Dispersed generation (DG) is attracting more attention from electric power producers and consumers as an alternative for electric capacity and energy supply. Deregulation, increasing energy demand, and economic, environmental, and political barriers to developing new bulk generation and delivery infrastructure are all contributing to this emphasis on DG. Wind generation has already emerged as an option for utility-scale generation, as evidenced by the growing number of commercial projects worldwide and increasingly favorable and competitive economics. Although wind is considered primarily as a bulk generation resource, a growing number of installations are being deployed on distribution systems at or near smaller load centers.

Because most distribution systems in the U. S. have been designed to operate as radial systems, the installation of DG in significant amounts can result in some conflicts with distribution operations. These possible conflicts, coupled with the recent renewed interested in distributed generation sources, has prompted a great deal of interest in DG interconnection practices within the industry. IEEE 1547 is the DG interconnection standard developed through the combined efforts and support of the U.S. Department of Energy, NREL, electric utilities, DG hardware technology manufacturers, and consultants.

This standard establishes criteria and requirements for interconnection of DG to the electric grid. The guidelines in this standard apply to all distributed generation sources, including distributed wind generation. Wind power as a DG resource receives more scrutiny than more conventional distributed generation technologies because of its intermittent nature. In addition to the typical DG interconnection issues, wind generation results in an increased potential for power quality-related problems such as voltage flicker and voltage regulation issues. Deeper understanding of these possible interconnection issues is vital to wind generation being considered as a viable DG solution.

Distributed generation and, more specifically, distributed generation with wind turbines, falls outside the body of conventional power system engineering practice. "Rules of thumb" that have stood the test of time for power system planning, design, and operation, along with the analytical tools and techniques upon which they are based, may no longer be valid or applicable to distribution feeders which interconnect with these unique generating resources. Without adequate precaution and design, DG has the potential to degrade system reliability, functionality of protection systems, and safety. Many states and organizations are developing requirements and guidelines for connection of DG to electric distribution systems. While such guidance will certainly be helpful to utility engineers, each prospective DG installation must still be evaluated in the planning and design stages to determine specific impacts on distribution operations and to understand the expected benefits. These evaluations will require new tools that combine consideration of the unique characteristics of wind generation with power system analysis techniques.
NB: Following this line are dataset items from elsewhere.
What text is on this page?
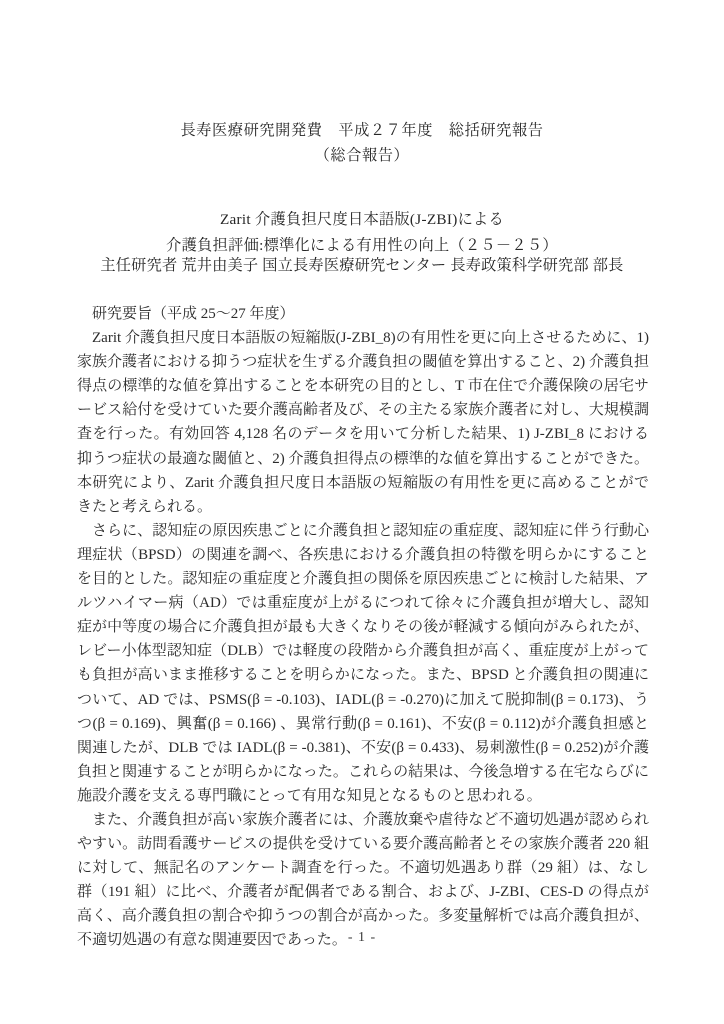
長寿医療研究開発費　平成２７年度　総括研究報告
（総合報告）
Zarit 介護負担尺度日本語版(J-ZBI)による
介護負担評価:標準化による有用性の向上（２５－２５）
主任研究者 荒井由美子 国立長寿医療研究センター 長寿政策科学研究部 部長

研究要旨（平成 25〜27 年度）

Zarit 介護負担尺度日本語版の短縮版(J-ZBI_8)の有用性を更に向上させるために、1) 家族介護者における抑うつ症状を生ずる介護負担の閾値を算出すること、2) 介護負担得点の標準的な値を算出することを本研究の目的とし、T 市在住で介護保険の居宅サービス給付を受けていた要介護高齢者及び、その主たる家族介護者に対し、大規模調査を行った。有効回答 4,128 名のデータを用いて分析した結果、1) J-ZBI_8 における抑うつ症状の最適な閾値と、2) 介護負担得点の標準的な値を算出することができた。本研究により、Zarit 介護負担尺度日本語版の短縮版の有用性を更に高めることができたと考えられる。

さらに、認知症の原因疾患ごとに介護負担と認知症の重症度、認知症に伴う行動心理症状（BPSD）の関連を調べ、各疾患における介護負担の特徴を明らかにすることを目的とした。認知症の重症度と介護負担の関係を原因疾患ごとに検討した結果、アルツハイマー病（AD）では重症度が上がるにつれて徐々に介護負担が増大し、認知症が中等度の場合に介護負担が最も大きくなりその後が軽減する傾向がみられたが、レビー小体型認知症（DLB）では軽度の段階から介護負担が高く、重症度が上がっても負担が高いまま推移することを明らかになった。また、BPSD と介護負担の関連について、AD では、PSMS(β = -0.103)、IADL(β = -0.270)に加えて脱抑制(β = 0.173)、うつ(β = 0.169)、興奮(β = 0.166) 、異常行動(β = 0.161)、不安(β = 0.112)が介護負担感と関連したが、DLB では IADL(β = -0.381)、不安(β = 0.433)、易刺激性(β = 0.252)が介護負担と関連することが明らかになった。これらの結果は、今後急増する在宅ならびに施設介護を支える専門職にとって有用な知見となるものと思われる。

また、介護負担が高い家族介護者には、介護放棄や虐待など不適切処遇が認められやすい。訪問看護サービスの提供を受けている要介護高齢者とその家族介護者 220 組に対して、無記名のアンケート調査を行った。不適切処遇あり群（29 組）は、なし群（191 組）に比べ、介護者が配偶者である割合、および、J-ZBI、CES-D の得点が高く、高介護負担の割合や抑うつの割合が高かった。多変量解析では高介護負担が、不適切処遇の有意な関連要因であった。 - 1 -
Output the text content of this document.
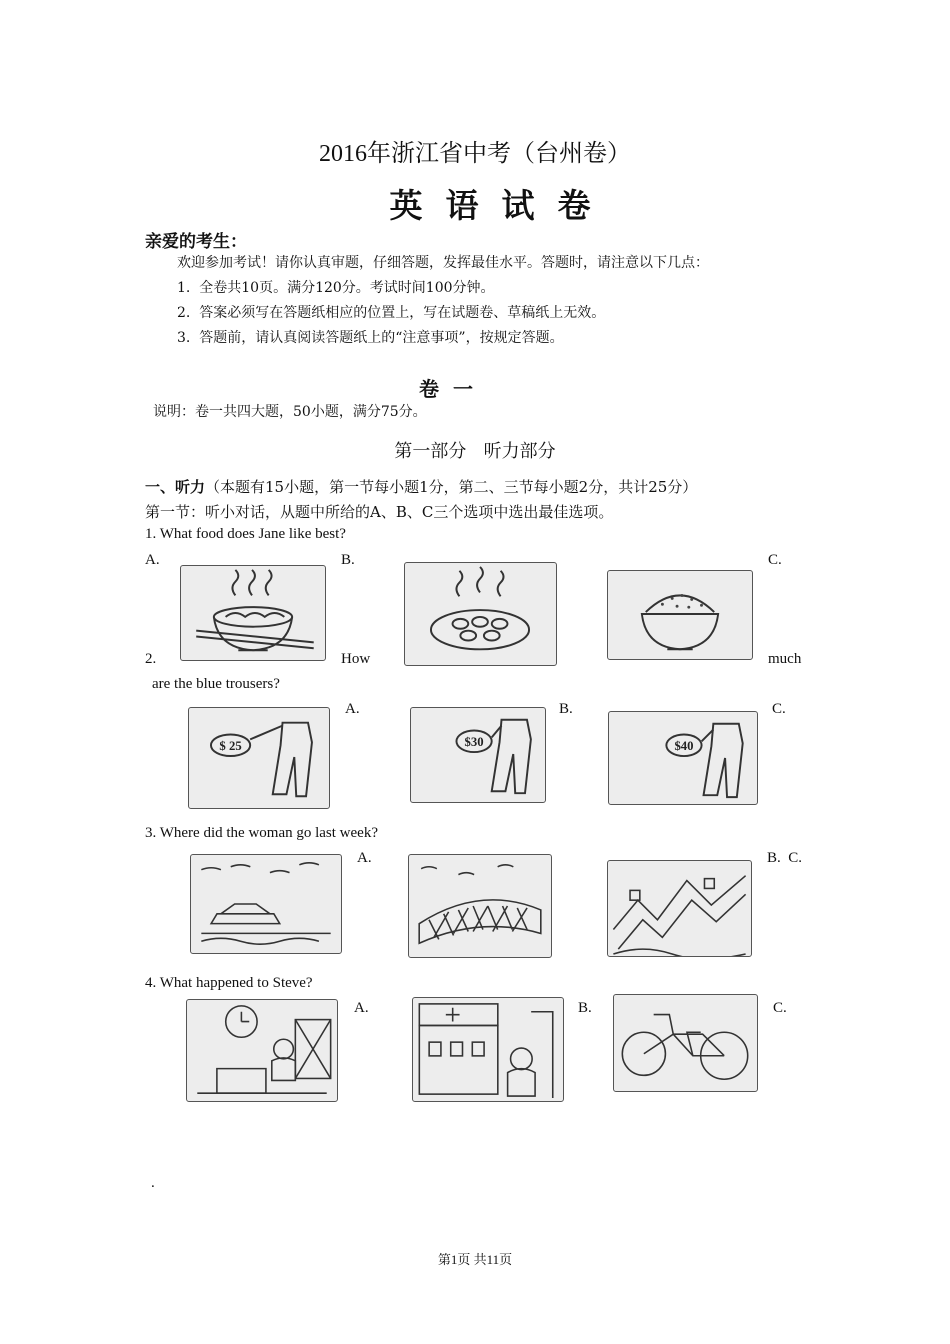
2016年浙江省中考（台州卷）
英  语  试  卷
亲爱的考生：
欢迎参加考试！请你认真审题，仔细答题，发挥最佳水平。答题时，请注意以下几点：
1.  全卷共10页。满分120分。考试时间100分钟。
2.  答案必须写在答题纸相应的位置上，写在试题卷、草稿纸上无效。
3.  答题前，请认真阅读答题纸上的“注意事项”，按规定答题。
卷  一
说明：卷一共四大题，50小题，满分75分。
第一部分   听力部分
一、听力（本题有15小题，第一节每小题1分，第二、三节每小题2分，共计25分）
第一节：听小对话，从题中所给的A、B、C三个选项中选出最佳选项。
1. What food does Jane like best?
A.	B.	C.
2.	How	much
are the blue trousers?
A.	B.	C.
$ 25	$30	$40
3. Where did the woman go last week?
A.	B.  C.
4. What happened to Steve?
A.	B.	C.
.
第1页 共11页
Because many of the high wind resource areas are primarily rural, most existing and planned distributed wind turbines are connected to smaller utility distribution networks. These utilities often have fewer resources to analyze the potential impacts of wind generation on their systems. Their distribution engineers often perform many different functions and have limited time to investigate, interpret and apply relevant industry and regulatory guidelines. These engineers need associated evaluation tools that are easy to use, require minimal input data manipulation, and integrate with existing data formats to the extent possible.